In general, Coin B can have any magnitude (e.g. $\pm 3, 4, 5, \ldots$). In that case, the $-1$ score would have $50\%$ chance to become $-(N + 1)$ or $\left(N - 1\right)$ and similar calculations yield $\gamma = N$ so that $f_\text{win} = N/(N+1).$

In these cases, the peak of the positive territory occurs at $p_N$ and the region from $P_0$ and $P_{N-1}$ forms a staircase of negligible total probability as the system spreads out.

The relevant equations for $N=3$ are

\[\begin{align} P_{-1} &= \frac{1}{2}P_{-1} + \frac{1}{2}P_0 \\\ P_0 &= \frac{1}{2}P_1 \\\ P_1 &= \frac{1}{2}P_0 + \frac{1}{2}P_2 \\\ P_2 &= \frac{1}{2}P_{-1}+\frac{1}{2}P_1+\frac{1}{2}P_2 \end{align}\]

which produces $P_0 = \frac{1}{2}P_1,$ $P_1 = \frac{2}{3}P_2,$ and $P_1 = \frac{2}{3}P_2$ so that $P_2 = 3P_0$ and

\[f_\text{win} \approx \frac{\gamma}{\gamma + 1} = \dfrac{3}{4}.\]

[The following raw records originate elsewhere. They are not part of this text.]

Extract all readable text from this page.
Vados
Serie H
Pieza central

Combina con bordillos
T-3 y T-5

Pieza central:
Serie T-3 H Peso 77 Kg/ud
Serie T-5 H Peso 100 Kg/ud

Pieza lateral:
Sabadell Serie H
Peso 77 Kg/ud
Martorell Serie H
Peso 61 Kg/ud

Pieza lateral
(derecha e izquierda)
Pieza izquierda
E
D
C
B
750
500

The step-ladder joining each half of the probability distribution near the origin. Outside the latter they're identical in shape but flipped across $\text{score}=0$ and scaled by $\gamma$.

In general, all the probabilities between $P_0$ and $P_N$ will be the average of their neighboring probabilities, ensuring the appearance of the $N$-step staircase between the symmetric positive/negative distributions.

Extra credit

When Coin A is biased, so that it lands $+1$ with probability $r$ and $-1$ with probability $(1-r),$ the optimal strategy changes.

If $r < 0.5,$ then it will drift to the left and it makes no sense to use since Coin B by itself offers us a winning percentage of slightly less than $50\%.$ ($50\%$ minus the probability of getting zero: $\binom{100}{50}\frac{1}{2^{100}}.$)

If $r > 0.5$ then it will drift to the right more than $50\%$ of the time, obviating the use of Coin B.

In the second case, the winning percentage is simply

\[f_\text{win} = \sum\limits_{k=N/2+1}^N\binom{100}{k} r^k (1-r)^{N-k}.\]